P. Osiewała – No właśnie odwrotnie. Czas skończyć z bezproduktywną walką i przetaczającymi się przez Polskę sporami, a zacząć rozmowę o przyszłości mieszkańców naszego kraju, o indywidualnych perspektywach rozwoju poszczególnych miejscowości, a przede wszystkim wziąć się do pracy i wdrożyć rozwiązania, które pozwolą na zaspokojenie wielu potrzeb mieszkańców. Nie potrzeba nam teraz polityków tylko praktyków, samorządowców, ekonomistów, strategów, którzy potrafią analizować, przewidywać i projektować. Bezpartyjni Samorządowcy mają doświadczenie i wiedzę na temat realnych problemów, o które każdego dnia potykają się Polacy.

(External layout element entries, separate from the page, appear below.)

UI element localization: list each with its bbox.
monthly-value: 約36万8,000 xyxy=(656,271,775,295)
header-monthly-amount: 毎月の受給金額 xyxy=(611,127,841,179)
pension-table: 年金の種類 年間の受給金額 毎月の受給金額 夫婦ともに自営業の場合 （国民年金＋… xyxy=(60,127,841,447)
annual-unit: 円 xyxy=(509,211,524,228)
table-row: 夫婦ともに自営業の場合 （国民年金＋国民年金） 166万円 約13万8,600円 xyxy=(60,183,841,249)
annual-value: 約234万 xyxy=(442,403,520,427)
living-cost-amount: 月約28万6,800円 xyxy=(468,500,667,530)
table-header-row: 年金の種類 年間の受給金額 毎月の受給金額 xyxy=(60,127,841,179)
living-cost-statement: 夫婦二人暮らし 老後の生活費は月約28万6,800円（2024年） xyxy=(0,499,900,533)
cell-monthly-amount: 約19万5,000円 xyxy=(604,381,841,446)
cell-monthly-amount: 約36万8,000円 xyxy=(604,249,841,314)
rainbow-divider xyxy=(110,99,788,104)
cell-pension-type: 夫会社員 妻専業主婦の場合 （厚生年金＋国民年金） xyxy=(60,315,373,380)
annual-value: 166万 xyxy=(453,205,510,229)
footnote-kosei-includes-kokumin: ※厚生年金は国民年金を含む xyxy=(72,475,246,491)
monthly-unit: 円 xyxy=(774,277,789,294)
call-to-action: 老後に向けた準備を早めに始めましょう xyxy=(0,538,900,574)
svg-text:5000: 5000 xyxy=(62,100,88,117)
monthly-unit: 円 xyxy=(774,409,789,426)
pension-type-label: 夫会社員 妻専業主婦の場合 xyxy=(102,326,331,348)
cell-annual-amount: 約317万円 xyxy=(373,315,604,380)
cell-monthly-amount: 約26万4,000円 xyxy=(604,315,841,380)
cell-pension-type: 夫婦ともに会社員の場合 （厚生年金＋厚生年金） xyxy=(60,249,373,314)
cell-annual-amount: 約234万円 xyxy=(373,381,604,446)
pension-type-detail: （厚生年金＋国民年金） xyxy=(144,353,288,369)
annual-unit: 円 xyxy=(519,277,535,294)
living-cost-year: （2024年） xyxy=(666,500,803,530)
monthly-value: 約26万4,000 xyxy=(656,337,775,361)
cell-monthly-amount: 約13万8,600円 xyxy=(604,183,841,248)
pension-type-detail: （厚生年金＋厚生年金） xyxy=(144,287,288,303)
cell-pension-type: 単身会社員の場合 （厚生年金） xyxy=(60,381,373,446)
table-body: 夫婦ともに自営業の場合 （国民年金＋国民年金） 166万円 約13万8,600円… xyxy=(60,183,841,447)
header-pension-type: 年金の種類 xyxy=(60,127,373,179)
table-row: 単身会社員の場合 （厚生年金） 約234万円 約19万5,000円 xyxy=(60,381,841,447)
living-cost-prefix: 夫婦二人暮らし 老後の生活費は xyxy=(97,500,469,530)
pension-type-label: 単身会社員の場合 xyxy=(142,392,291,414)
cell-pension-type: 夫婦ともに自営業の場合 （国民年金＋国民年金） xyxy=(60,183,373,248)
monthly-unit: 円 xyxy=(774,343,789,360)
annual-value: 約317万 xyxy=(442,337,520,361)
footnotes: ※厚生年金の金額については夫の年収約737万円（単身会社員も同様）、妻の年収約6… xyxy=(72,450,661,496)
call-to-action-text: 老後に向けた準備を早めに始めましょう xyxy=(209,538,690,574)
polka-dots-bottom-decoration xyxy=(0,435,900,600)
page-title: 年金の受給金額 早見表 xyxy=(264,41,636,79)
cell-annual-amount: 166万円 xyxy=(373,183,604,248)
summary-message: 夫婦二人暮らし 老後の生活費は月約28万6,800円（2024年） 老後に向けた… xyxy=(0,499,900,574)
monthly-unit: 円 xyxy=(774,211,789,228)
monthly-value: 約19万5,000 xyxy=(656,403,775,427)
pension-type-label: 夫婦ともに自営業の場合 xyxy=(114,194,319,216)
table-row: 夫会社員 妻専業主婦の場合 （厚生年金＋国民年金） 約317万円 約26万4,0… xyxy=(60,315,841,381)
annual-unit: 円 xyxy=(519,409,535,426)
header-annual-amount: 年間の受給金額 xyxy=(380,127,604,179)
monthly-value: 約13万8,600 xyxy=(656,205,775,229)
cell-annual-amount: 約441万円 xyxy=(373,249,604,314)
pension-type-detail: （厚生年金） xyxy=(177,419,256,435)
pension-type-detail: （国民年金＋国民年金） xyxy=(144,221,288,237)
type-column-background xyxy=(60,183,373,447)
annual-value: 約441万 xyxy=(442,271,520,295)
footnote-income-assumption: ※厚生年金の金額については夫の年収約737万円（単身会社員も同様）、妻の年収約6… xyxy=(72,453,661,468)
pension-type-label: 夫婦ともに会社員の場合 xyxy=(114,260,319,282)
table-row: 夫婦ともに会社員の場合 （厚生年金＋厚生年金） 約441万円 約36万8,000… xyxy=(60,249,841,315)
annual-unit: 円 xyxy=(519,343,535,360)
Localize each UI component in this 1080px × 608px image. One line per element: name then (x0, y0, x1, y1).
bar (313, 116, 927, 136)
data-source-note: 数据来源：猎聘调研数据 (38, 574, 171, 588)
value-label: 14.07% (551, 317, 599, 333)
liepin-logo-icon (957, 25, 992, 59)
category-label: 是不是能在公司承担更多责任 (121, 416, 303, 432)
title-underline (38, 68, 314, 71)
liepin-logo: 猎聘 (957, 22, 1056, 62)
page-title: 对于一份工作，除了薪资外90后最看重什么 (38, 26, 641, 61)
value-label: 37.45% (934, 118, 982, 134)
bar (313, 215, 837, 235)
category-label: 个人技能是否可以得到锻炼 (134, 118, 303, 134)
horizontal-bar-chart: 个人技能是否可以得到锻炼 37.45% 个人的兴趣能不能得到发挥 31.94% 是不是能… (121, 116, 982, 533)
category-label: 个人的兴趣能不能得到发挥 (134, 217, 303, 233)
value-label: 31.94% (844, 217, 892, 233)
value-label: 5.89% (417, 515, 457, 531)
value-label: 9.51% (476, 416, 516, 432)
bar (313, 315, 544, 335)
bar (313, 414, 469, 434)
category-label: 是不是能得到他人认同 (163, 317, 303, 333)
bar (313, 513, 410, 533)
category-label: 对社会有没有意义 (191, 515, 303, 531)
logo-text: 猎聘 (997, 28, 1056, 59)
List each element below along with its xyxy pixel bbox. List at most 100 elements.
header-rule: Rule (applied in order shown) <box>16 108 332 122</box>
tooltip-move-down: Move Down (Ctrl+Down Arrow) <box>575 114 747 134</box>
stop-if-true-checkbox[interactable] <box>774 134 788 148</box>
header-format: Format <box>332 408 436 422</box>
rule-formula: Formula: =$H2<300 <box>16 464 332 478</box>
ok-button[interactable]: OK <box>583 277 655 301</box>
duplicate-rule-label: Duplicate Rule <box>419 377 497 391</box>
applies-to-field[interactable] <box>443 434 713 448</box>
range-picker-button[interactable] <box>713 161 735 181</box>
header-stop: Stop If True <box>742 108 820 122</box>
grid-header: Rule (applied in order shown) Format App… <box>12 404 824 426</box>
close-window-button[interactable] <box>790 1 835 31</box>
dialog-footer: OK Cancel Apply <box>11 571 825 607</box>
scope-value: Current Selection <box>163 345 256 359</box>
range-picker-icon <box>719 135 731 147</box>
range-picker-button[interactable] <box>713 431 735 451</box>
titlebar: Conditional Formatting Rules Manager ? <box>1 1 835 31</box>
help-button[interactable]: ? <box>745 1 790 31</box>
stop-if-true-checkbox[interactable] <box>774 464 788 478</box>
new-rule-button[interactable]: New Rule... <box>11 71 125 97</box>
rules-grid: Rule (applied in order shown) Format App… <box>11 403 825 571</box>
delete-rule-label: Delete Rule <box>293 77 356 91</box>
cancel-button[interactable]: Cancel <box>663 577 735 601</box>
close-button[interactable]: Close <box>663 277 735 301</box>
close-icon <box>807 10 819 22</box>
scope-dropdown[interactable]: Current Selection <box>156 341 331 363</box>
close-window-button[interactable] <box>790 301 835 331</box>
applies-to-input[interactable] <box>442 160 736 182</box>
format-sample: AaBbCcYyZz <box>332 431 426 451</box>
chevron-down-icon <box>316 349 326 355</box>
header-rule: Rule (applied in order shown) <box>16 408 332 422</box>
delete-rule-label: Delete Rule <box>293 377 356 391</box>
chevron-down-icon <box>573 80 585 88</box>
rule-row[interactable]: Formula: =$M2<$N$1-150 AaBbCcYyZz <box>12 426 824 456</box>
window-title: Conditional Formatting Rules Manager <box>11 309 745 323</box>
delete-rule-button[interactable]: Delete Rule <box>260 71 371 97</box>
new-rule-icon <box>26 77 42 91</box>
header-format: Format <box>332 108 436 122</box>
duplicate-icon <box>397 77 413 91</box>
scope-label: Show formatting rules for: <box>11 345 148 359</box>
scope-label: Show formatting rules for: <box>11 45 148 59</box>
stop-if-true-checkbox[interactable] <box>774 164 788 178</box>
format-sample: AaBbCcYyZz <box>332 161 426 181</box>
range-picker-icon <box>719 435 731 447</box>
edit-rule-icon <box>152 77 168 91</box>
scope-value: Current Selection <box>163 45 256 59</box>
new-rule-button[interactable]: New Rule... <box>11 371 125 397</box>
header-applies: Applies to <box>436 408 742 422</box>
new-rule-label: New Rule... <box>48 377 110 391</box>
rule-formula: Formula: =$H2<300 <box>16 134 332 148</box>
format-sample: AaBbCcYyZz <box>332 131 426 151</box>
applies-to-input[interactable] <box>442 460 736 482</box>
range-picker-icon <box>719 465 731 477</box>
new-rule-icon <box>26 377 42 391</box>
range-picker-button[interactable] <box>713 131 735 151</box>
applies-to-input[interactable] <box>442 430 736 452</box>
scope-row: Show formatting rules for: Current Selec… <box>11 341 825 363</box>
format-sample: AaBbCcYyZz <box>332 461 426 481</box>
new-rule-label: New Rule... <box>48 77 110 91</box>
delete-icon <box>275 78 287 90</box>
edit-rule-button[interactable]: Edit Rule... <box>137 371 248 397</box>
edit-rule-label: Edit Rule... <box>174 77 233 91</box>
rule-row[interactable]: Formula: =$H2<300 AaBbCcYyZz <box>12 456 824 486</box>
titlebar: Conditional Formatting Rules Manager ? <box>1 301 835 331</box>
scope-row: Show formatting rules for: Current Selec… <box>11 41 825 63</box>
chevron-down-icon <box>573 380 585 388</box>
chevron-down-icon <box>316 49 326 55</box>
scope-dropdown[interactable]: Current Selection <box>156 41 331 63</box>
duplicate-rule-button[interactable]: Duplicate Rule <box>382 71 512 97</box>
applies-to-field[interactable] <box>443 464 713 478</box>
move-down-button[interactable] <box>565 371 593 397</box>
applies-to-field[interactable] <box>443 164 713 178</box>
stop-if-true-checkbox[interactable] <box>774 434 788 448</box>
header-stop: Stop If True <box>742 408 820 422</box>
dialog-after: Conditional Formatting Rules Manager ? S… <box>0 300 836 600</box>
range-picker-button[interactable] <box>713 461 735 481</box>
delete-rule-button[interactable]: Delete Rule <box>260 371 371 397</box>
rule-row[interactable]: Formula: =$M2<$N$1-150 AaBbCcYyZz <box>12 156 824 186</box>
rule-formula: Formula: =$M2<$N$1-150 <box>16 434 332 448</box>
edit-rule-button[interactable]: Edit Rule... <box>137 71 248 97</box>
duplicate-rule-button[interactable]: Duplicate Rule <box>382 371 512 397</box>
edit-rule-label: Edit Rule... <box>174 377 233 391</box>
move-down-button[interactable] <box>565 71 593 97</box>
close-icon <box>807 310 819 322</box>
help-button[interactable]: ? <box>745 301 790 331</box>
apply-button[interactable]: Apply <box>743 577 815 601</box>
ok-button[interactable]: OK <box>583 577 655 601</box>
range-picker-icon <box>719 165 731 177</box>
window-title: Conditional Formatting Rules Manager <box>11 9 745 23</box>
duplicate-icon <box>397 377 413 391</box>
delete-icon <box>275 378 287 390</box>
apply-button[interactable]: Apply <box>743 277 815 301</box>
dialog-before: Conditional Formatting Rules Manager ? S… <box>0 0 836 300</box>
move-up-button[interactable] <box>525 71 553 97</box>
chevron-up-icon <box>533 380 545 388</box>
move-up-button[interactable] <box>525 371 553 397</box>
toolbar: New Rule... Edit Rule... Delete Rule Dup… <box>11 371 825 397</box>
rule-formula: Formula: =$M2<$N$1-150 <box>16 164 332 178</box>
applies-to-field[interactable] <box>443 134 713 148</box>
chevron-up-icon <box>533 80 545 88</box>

– Wiedzą lepiej? Mają lepsze pomysły niż wybrani przez społeczeństwo parlamentarzyści?
P. Osiewała – Dostęp do wiedzy o tym jak zaspokajać potrzeby Polaków jest szeroki. Trzeba jednak po tą wiedzę sięgać, analizować ją i poszukiwać rozwiązań. Trzeba się na tym uważnie skupić, wytyczyć sobie cele, które nie zostaną zmącone partyjnymi zobowiązaniami czy innymi czynnikami spychającymi cel z zasięgu wzroku. My wiemy jakie rozwiązania wdrażać, gdzie poszukiwać kompromisów i jak dysponować środkami, które mieszkańcy przekazują na zagospodarowanie przestrzeni społecznych w postaci podatków.
– Inaczej rzecz ujmując samorządy idą do parlamentu po pieniądze?
P. Osiewała – To nie jest skok na kasę, jeśli o taką sugestię chodziło. Samorządy – wszystkie bez wyjątku, a co za tym idzie bezpośrednio – mieszkańcy, potrzebują pieniędzy do rozwoju swoich małych wspólnot, a tym samym do rozwoju całego kraju. Wszystkie samorządy. Nie ma równych i równiejszych. Mogą być inne potrzeby, większe lub mniejsze nakłady, może być niezbędna ściślejsza współpraca, ale to są pieniądze Polaków. Chcą widzieć jak dzięki nim rozwija się ich miasto, ich dzieci i ich kraj. Chcą to również poczuć. Nie tylko zobaczyć na bilbordach.
– Co zatem trzeba zrobić, żeby poprawić sytuacje?
P. Osiewała – Czerpać z doświadczeń ludzi, którzy od lat wdrażają sprawdzone rozwiązania, oglądają złotówkę 3 razy zanim ją wydadzą i na bieżąco mają kontakt z mieszkańcami i ich potrzebami. A przede wszystkim korzystać z ich umiejętności budowania mostów, osiągania kompromisów i poszukiwania wspólnych rozwiązań. Tego dzisiaj potrzebujemy do normalnego funkcjonowania. Potrzebujemy normalności w każdej dziedzinie naszego życia. Chcemy, żeby było jasno, przejrzyście, stabilnie, szczerze i realnie! Przede wszystkim potrzebujemy jasnych i prostych zasady finansowania samorządu z podatków PIT, CIT i VAT, tak aby wystarczało na rozwój lokalnych społeczności. Ludzie nie potrzebują teraz rewolucyjnych decyzji. Potrzebują decyzji popartych realnymi potrzebami i zbudowanych na społecznym dialogu. Bezpartyjnym dialogu.
Paweł Osiewała – od 2014 roku prezydent 40 tysięcznego Sieradza. Absolwent Akademii Medycznej w Łodzi oraz zarządzania w jednostkach samorządu terytorialnego na Uniwersytecie Łódzkim. Wcześniej był prezesem Zakładu Ochrony Mienia, wspólnikiem spółki prawa handlowego oraz zasiadał we władzach Regionalnej Izby Gospodarczej w Sieradzu.